According to Rousseau, the social contract is essential if man intends to survive. “ Such being the case, that original state cannot subsist any longer, and the human race would perish if it did not alter its mode of existence. ” (On the Social Contract, Book 1 Ch. 6) The concept of a social contract and the idea that it is used for preservation, and ultimately security of man is what makes these men relate to each other, but they have some very differing ideas and arrive at different conclusions so there is quite a selection of differences to choose from.
It can be argued whether their social contract is a literal contract or a hypothetical contract. One key difference between the three thinkers is their differential idea of what the state of nature is. Hobbe’s has a famous quote that defines man in a poor way. “
In such condition there is no place for industry, because the fruit thereof is uncertain; and consequently no culture of the earth; no navigation, nor use of the commodities that may be imported by sea; no commodious building; no instruments of moving and removing such things as require much force; no knowledge of the face of the earth; no account of time; no arts; no letters; no society; and which is worst of all continual fear, and danger of violent death; and the life of man, solitary, poor, brutish, and short,” (Leviathan, Ch. 13 s. 9) Also Hobbes declares “… that the nature of man, we find three principle causes of quarrel. First, competition; secondly, difference; thirdly, glory. ” (Leviathan, Ch. 13 s.

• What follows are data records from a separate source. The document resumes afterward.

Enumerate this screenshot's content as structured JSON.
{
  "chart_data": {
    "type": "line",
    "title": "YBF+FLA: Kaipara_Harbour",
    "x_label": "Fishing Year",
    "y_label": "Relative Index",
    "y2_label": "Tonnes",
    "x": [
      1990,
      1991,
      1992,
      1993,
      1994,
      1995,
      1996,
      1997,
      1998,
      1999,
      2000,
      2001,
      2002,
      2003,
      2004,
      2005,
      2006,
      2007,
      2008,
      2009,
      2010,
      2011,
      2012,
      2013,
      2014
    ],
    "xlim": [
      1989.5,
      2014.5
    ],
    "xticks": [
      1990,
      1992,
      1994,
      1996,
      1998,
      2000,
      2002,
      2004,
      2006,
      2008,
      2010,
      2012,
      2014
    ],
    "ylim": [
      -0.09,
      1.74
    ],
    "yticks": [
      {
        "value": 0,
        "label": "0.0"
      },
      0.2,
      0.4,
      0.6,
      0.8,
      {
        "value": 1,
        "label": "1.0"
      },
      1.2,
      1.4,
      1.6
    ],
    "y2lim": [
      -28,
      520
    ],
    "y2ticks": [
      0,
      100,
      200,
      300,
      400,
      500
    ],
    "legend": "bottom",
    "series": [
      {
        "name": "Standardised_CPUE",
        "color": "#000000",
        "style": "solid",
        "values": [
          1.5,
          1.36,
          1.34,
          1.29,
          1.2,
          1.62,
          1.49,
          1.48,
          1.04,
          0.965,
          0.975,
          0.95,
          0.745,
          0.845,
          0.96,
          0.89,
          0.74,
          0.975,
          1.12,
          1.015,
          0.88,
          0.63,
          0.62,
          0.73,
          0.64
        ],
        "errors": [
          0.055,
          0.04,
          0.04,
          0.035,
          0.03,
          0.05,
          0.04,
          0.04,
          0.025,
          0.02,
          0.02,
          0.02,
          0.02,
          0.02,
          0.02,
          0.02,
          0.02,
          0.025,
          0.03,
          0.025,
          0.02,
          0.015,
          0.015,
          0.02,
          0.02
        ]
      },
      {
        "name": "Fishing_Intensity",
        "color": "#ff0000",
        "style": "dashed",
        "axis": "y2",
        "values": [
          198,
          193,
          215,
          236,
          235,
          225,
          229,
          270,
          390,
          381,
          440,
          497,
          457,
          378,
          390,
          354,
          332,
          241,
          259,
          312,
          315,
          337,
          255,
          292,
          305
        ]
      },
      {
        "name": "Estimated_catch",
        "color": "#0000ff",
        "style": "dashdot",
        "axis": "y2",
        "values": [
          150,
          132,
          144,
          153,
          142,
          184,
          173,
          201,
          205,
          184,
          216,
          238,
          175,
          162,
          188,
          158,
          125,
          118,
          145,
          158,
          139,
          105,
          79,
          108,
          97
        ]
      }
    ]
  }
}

6) He also feels that unjusticeness is non-existant in mans natural state. “To this war of every man against every man, this is also consequent; that nothing can be unjust.. Where there is no common power, there is no law; where no law, no injustice. ” (Leviathan, Ch. 13 s. 13) Gathered from Leviathan, Hobbes views man’s natural conditions as bad, egoistic, and revolving around war. This is a particularly dark view of mankind. Locke feels that men are all in a natural state of freedom.
“… we must consider the state all men are naturally in, and that is, a state of perfect freedom to order their actions, and dispose of their possessions and persons, as they think fit within the bounds of nature, without asking to leave, or depending upon the will of any other man. ” (Second Treatise, Ch. 2 s. 4). Rousseau opens On the Social Contract with his famous quote “Man is born free, and everywhere he is in chains. ” (On the Social Contract, Book 1 Ch. 1).

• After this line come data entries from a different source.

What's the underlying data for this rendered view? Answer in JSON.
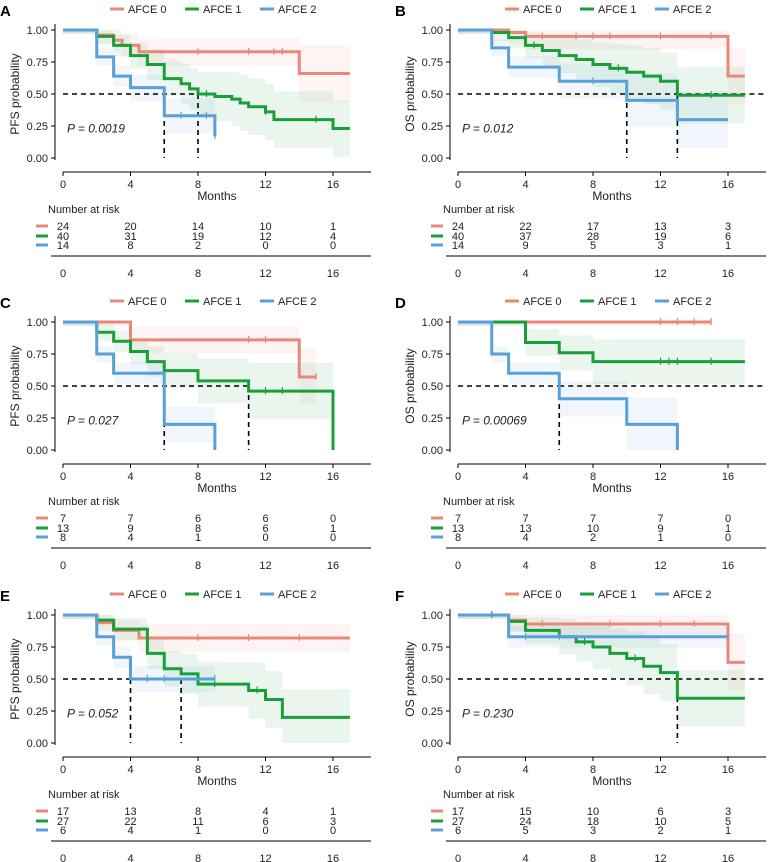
{
  "colors": {
    "g0": "#E8887A",
    "g1": "#1A9E3A",
    "g2": "#5AA0D8"
  },
  "chart_data": [
    {
      "type": "line",
      "panel_label": "A",
      "legend": [
        "AFCE 0",
        "AFCE 1",
        "AFCE 2"
      ],
      "ylabel": "PFS probability",
      "xlabel": "Months",
      "xticks": [
        "0",
        "4",
        "8",
        "12",
        "16"
      ],
      "yticks": [
        "0.00",
        "0.25",
        "0.50",
        "0.75",
        "1.00"
      ],
      "xlim": [
        0,
        17
      ],
      "ylim": [
        0,
        1
      ],
      "pvalue": "P = 0.0019",
      "risk_title": "Number at risk",
      "series": [
        {
          "name": "AFCE 0",
          "steps": [
            [
              0,
              1
            ],
            [
              2,
              0.96
            ],
            [
              3,
              0.92
            ],
            [
              3.5,
              0.88
            ],
            [
              4.5,
              0.83
            ],
            [
              14,
              0.66
            ],
            [
              17,
              0.66
            ]
          ],
          "censor": [
            8,
            11,
            12.5,
            13
          ],
          "risk": [
            "24",
            "20",
            "14",
            "10",
            "1"
          ]
        },
        {
          "name": "AFCE 1",
          "steps": [
            [
              0,
              1
            ],
            [
              2,
              0.95
            ],
            [
              3,
              0.88
            ],
            [
              4,
              0.8
            ],
            [
              5,
              0.73
            ],
            [
              6,
              0.62
            ],
            [
              7,
              0.58
            ],
            [
              7.5,
              0.54
            ],
            [
              8,
              0.5
            ],
            [
              9,
              0.48
            ],
            [
              10,
              0.46
            ],
            [
              10.5,
              0.43
            ],
            [
              11,
              0.4
            ],
            [
              12,
              0.36
            ],
            [
              12.5,
              0.3
            ],
            [
              16,
              0.23
            ],
            [
              17,
              0.23
            ]
          ],
          "censor": [
            8.5,
            12,
            15
          ],
          "risk": [
            "40",
            "31",
            "19",
            "12",
            "4"
          ]
        },
        {
          "name": "AFCE 2",
          "steps": [
            [
              0,
              1
            ],
            [
              2,
              0.79
            ],
            [
              3,
              0.64
            ],
            [
              4,
              0.55
            ],
            [
              6,
              0.33
            ],
            [
              9,
              0.17
            ]
          ],
          "censor": [
            7,
            8.5,
            9
          ],
          "risk": [
            "14",
            "8",
            "2",
            "0",
            "0"
          ]
        }
      ],
      "medians": [
        6,
        8
      ]
    },
    {
      "type": "line",
      "panel_label": "B",
      "legend": [
        "AFCE 0",
        "AFCE 1",
        "AFCE 2"
      ],
      "ylabel": "OS probability",
      "xlabel": "Months",
      "xticks": [
        "0",
        "4",
        "8",
        "12",
        "16"
      ],
      "yticks": [
        "0.00",
        "0.25",
        "0.50",
        "0.75",
        "1.00"
      ],
      "xlim": [
        0,
        17
      ],
      "ylim": [
        0,
        1
      ],
      "pvalue": "P = 0.012",
      "risk_title": "Number at risk",
      "series": [
        {
          "name": "AFCE 0",
          "steps": [
            [
              0,
              1
            ],
            [
              3,
              0.98
            ],
            [
              4,
              0.95
            ],
            [
              16,
              0.64
            ],
            [
              17,
              0.64
            ]
          ],
          "censor": [
            5,
            7,
            8,
            9,
            12,
            15
          ],
          "risk": [
            "24",
            "22",
            "17",
            "13",
            "3"
          ]
        },
        {
          "name": "AFCE 1",
          "steps": [
            [
              0,
              1
            ],
            [
              2,
              0.98
            ],
            [
              3,
              0.94
            ],
            [
              4,
              0.88
            ],
            [
              5,
              0.84
            ],
            [
              6,
              0.8
            ],
            [
              7,
              0.77
            ],
            [
              8,
              0.73
            ],
            [
              9,
              0.7
            ],
            [
              10,
              0.67
            ],
            [
              11,
              0.64
            ],
            [
              12,
              0.6
            ],
            [
              13,
              0.49
            ],
            [
              17,
              0.49
            ]
          ],
          "censor": [
            2,
            4.5,
            9.5,
            15
          ],
          "risk": [
            "40",
            "37",
            "28",
            "19",
            "6"
          ]
        },
        {
          "name": "AFCE 2",
          "steps": [
            [
              0,
              1
            ],
            [
              2,
              0.86
            ],
            [
              3,
              0.71
            ],
            [
              6,
              0.6
            ],
            [
              10,
              0.45
            ],
            [
              13,
              0.3
            ],
            [
              16,
              0.3
            ]
          ],
          "censor": [
            8
          ],
          "risk": [
            "14",
            "9",
            "5",
            "3",
            "1"
          ]
        }
      ],
      "medians": [
        10,
        13
      ]
    },
    {
      "type": "line",
      "panel_label": "C",
      "legend": [
        "AFCE 0",
        "AFCE 1",
        "AFCE 2"
      ],
      "ylabel": "PFS probability",
      "xlabel": "Months",
      "xticks": [
        "0",
        "4",
        "8",
        "12",
        "16"
      ],
      "yticks": [
        "0.00",
        "0.25",
        "0.50",
        "0.75",
        "1.00"
      ],
      "xlim": [
        0,
        17
      ],
      "ylim": [
        0,
        1
      ],
      "pvalue": "P = 0.027",
      "risk_title": "Number at risk",
      "series": [
        {
          "name": "AFCE 0",
          "steps": [
            [
              0,
              1
            ],
            [
              4,
              0.86
            ],
            [
              14,
              0.57
            ],
            [
              15,
              0.57
            ]
          ],
          "censor": [
            11,
            12,
            15
          ],
          "risk": [
            "7",
            "7",
            "6",
            "6",
            "0"
          ]
        },
        {
          "name": "AFCE 1",
          "steps": [
            [
              0,
              1
            ],
            [
              2,
              0.92
            ],
            [
              3,
              0.85
            ],
            [
              4,
              0.77
            ],
            [
              5,
              0.69
            ],
            [
              6,
              0.62
            ],
            [
              8,
              0.54
            ],
            [
              11,
              0.46
            ],
            [
              16,
              0
            ],
            [
              16,
              0
            ]
          ],
          "censor": [
            12,
            13
          ],
          "risk": [
            "13",
            "9",
            "8",
            "6",
            "1"
          ]
        },
        {
          "name": "AFCE 2",
          "steps": [
            [
              0,
              1
            ],
            [
              2,
              0.75
            ],
            [
              3,
              0.6
            ],
            [
              6,
              0.2
            ],
            [
              9,
              0
            ]
          ],
          "censor": [],
          "risk": [
            "8",
            "4",
            "1",
            "0",
            "0"
          ]
        }
      ],
      "medians": [
        6,
        11
      ]
    },
    {
      "type": "line",
      "panel_label": "D",
      "legend": [
        "AFCE 0",
        "AFCE 1",
        "AFCE 2"
      ],
      "ylabel": "OS probability",
      "xlabel": "Months",
      "xticks": [
        "0",
        "4",
        "8",
        "12",
        "16"
      ],
      "yticks": [
        "0.00",
        "0.25",
        "0.50",
        "0.75",
        "1.00"
      ],
      "xlim": [
        0,
        17
      ],
      "ylim": [
        0,
        1
      ],
      "pvalue": "P = 0.00069",
      "risk_title": "Number at risk",
      "series": [
        {
          "name": "AFCE 0",
          "steps": [
            [
              0,
              1
            ],
            [
              15,
              1
            ]
          ],
          "censor": [
            12,
            13,
            14,
            15
          ],
          "risk": [
            "7",
            "7",
            "7",
            "7",
            "0"
          ]
        },
        {
          "name": "AFCE 1",
          "steps": [
            [
              0,
              1
            ],
            [
              4,
              0.84
            ],
            [
              6,
              0.76
            ],
            [
              8,
              0.69
            ],
            [
              17,
              0.69
            ]
          ],
          "censor": [
            12,
            12.5,
            13,
            15
          ],
          "risk": [
            "13",
            "13",
            "10",
            "9",
            "1"
          ]
        },
        {
          "name": "AFCE 2",
          "steps": [
            [
              0,
              1
            ],
            [
              2,
              0.75
            ],
            [
              3,
              0.6
            ],
            [
              6,
              0.4
            ],
            [
              10,
              0.2
            ],
            [
              13,
              0
            ]
          ],
          "censor": [],
          "risk": [
            "8",
            "4",
            "2",
            "1",
            "0"
          ]
        }
      ],
      "medians": [
        6
      ]
    },
    {
      "type": "line",
      "panel_label": "E",
      "legend": [
        "AFCE 0",
        "AFCE 1",
        "AFCE 2"
      ],
      "ylabel": "PFS probability",
      "xlabel": "Months",
      "xticks": [
        "0",
        "4",
        "8",
        "12",
        "16"
      ],
      "yticks": [
        "0.00",
        "0.25",
        "0.50",
        "0.75",
        "1.00"
      ],
      "xlim": [
        0,
        17
      ],
      "ylim": [
        0,
        1
      ],
      "pvalue": "P = 0.052",
      "risk_title": "Number at risk",
      "series": [
        {
          "name": "AFCE 0",
          "steps": [
            [
              0,
              1
            ],
            [
              2,
              0.94
            ],
            [
              3,
              0.88
            ],
            [
              4.5,
              0.82
            ],
            [
              17,
              0.82
            ]
          ],
          "censor": [
            8,
            11,
            14
          ],
          "risk": [
            "17",
            "13",
            "8",
            "4",
            "1"
          ]
        },
        {
          "name": "AFCE 1",
          "steps": [
            [
              0,
              1
            ],
            [
              2,
              0.96
            ],
            [
              3,
              0.89
            ],
            [
              5,
              0.7
            ],
            [
              6,
              0.58
            ],
            [
              7,
              0.54
            ],
            [
              8,
              0.46
            ],
            [
              11,
              0.41
            ],
            [
              12,
              0.34
            ],
            [
              13,
              0.2
            ],
            [
              17,
              0.2
            ]
          ],
          "censor": [
            9,
            11.5
          ],
          "risk": [
            "27",
            "22",
            "11",
            "6",
            "3"
          ]
        },
        {
          "name": "AFCE 2",
          "steps": [
            [
              0,
              1
            ],
            [
              2,
              0.83
            ],
            [
              3,
              0.67
            ],
            [
              4,
              0.5
            ],
            [
              9,
              0.5
            ]
          ],
          "censor": [
            5,
            6,
            9
          ],
          "risk": [
            "6",
            "4",
            "1",
            "0",
            "0"
          ]
        }
      ],
      "medians": [
        4,
        7
      ]
    },
    {
      "type": "line",
      "panel_label": "F",
      "legend": [
        "AFCE 0",
        "AFCE 1",
        "AFCE 2"
      ],
      "ylabel": "OS probability",
      "xlabel": "Months",
      "xticks": [
        "0",
        "4",
        "8",
        "12",
        "16"
      ],
      "yticks": [
        "0.00",
        "0.25",
        "0.50",
        "0.75",
        "1.00"
      ],
      "xlim": [
        0,
        17
      ],
      "ylim": [
        0,
        1
      ],
      "pvalue": "P = 0.230",
      "risk_title": "Number at risk",
      "series": [
        {
          "name": "AFCE 0",
          "steps": [
            [
              0,
              1
            ],
            [
              3,
              0.96
            ],
            [
              4,
              0.93
            ],
            [
              16,
              0.63
            ],
            [
              17,
              0.63
            ]
          ],
          "censor": [
            5,
            9,
            12,
            14
          ],
          "risk": [
            "17",
            "15",
            "10",
            "6",
            "3"
          ]
        },
        {
          "name": "AFCE 1",
          "steps": [
            [
              0,
              1
            ],
            [
              3,
              0.95
            ],
            [
              4,
              0.88
            ],
            [
              6,
              0.83
            ],
            [
              7,
              0.79
            ],
            [
              8,
              0.75
            ],
            [
              9,
              0.7
            ],
            [
              10,
              0.66
            ],
            [
              11,
              0.6
            ],
            [
              12,
              0.55
            ],
            [
              13,
              0.35
            ],
            [
              17,
              0.35
            ]
          ],
          "censor": [
            2,
            7.5,
            10.5
          ],
          "risk": [
            "27",
            "24",
            "18",
            "10",
            "5"
          ]
        },
        {
          "name": "AFCE 2",
          "steps": [
            [
              0,
              1
            ],
            [
              3,
              0.83
            ],
            [
              16,
              0.83
            ]
          ],
          "censor": [
            4,
            6
          ],
          "risk": [
            "6",
            "5",
            "3",
            "2",
            "1"
          ]
        }
      ],
      "medians": [
        13
      ]
    }
  ]
}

This means that it is actually civilization that corrupted man and not his natural state. All three definitions of man’s natural state completely differ from one another, establishing that their ideas are completely differential. Personally, I find the social contract appealing in some way, and unappealing in others. In regards to man’s natural state I would have to agree with Hobbes Idea simply because from looking upon others, and myself as well, man has a tendency to be egoistic and their natural state is war.
One may look at corrupt government in modern society and it is plausible that the war that exists in these countries due to a corrupt government (or a non-existing government) is a product of mans natural state. The Social Contract is also appealing because the idea of security is absolutely essential in society because all man wants to feel safe in society- this is an absolutely plausible idea because it is evident in society that people indeed want security.
It seems like they desire security for all the reasons of which Hobbes, Locke and Rousseau describe. On the other hand, the men’s ideas of which types of governments would best suitable for governing man seems quite far fetched because a monarchy seems quite outdated. The idea of democracy is quite nice, but from what is evident in modern society as democracy seems to be twisted and ideal democracy seems far-fetched.